В 1890 году 25-го мая в селе Карауловке был сильный пожар, до основания сгорело 264 дома... В 1891 году свирепствовал страшный тиф, от которого много померло народу, а на лошадей был падеж от сибирской язвы. Затем в прошлом 1892 году 21 июня был опять пожар, и сгорело 68 домов. В начале нынешняго года скарлатина, тиф и горячка опять начали свирепствовать, но Божию помощию прекратились, от сих бед жители села Карауловки в конец разорились...".

Избранницу Свою Варвару уберег Господь от болезней. Однако семья рано осиротела: Вареньке едва минуло 2 годика, когда умерла Екатерина Евлампиевна. Родную мать заменила чужая бабушка-просфорница, трудившаяся в том же храме, где служил о. Василий. Всю жизнь благодарна была блаженная этой бабушке (именем, вероятно, Параскева), и даже за неделю до смерти все вспоминала ее и благодарила: "Царство ей Небесное, что она такую дала мне жизнь". 12 декабря 1894 года о. Василий был перемещен к Космо-Дамиановской церкви села Артакуль Бирского уезда, а через два с небольшим года, 9 апреля 1897 г., скоропостижно скончался, оставив детей круглыми сиротами. "Не дай Господь проживать в сиротстве!" - говаривала она впоследствии.

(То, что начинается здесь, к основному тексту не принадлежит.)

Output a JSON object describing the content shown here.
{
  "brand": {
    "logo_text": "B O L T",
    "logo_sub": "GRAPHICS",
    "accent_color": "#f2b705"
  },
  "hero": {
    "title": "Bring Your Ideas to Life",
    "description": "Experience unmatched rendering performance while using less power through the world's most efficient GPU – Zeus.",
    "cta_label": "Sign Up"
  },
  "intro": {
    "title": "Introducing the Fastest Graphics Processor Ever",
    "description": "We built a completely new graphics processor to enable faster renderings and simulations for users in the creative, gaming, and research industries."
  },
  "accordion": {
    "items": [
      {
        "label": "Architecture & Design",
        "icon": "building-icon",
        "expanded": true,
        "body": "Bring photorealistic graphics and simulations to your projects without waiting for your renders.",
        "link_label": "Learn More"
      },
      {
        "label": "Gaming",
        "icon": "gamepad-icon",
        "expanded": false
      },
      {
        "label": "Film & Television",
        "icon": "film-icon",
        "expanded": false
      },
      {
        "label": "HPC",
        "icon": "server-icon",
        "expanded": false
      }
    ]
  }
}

Около 12 лет было Вареньке, когда в августе 1902 года привезли ее в Уфу поступать в Епархиальное женское училище. Осиротевшая дочь священника училась на полном епархиальном обеспечении. Быстро пролетели годы ученья. По результатам выпускных испытаний в июне 1909 года Варвара Архангельская была признана окончившей "полный учебный курс Епархиального училища с правом на звание домашней учительницы" и получила аттестат. Похоже, после этого она приехала на короткое время к каким-то близким людям, они прочили ее замуж, но от замужества девица решительно отказалась, оставила родных и с осени того же года начала учительствовать.

Учительница

В стенах, какой школы сделала она первые самостоятельные шаги, почти ничего не известно. Говорят, что в середине 1910-х годов трудилась в селе Куганак Стерлитамакского уезда. Однажды о том времени поведала она Марии Масловой (семейство Масловых называла затворница своими любимцами и много рассказывала им о своей жизни), которая вспоминает: "Как-то мы про Новый год разговаривали, и она мне говорила: "Вот, милая Манечка, сейчас ведь елок нет уже в деревнях, а тогда мы собирали елки при школе. Я помогала собрать елку, украшения делала, но когда начиналось пение, я уходила, не могла оставаться". С самого начала своей трудовой жизни она избегала увеселений, единственно, что ее занимало - работа, храм и чтение святых книг".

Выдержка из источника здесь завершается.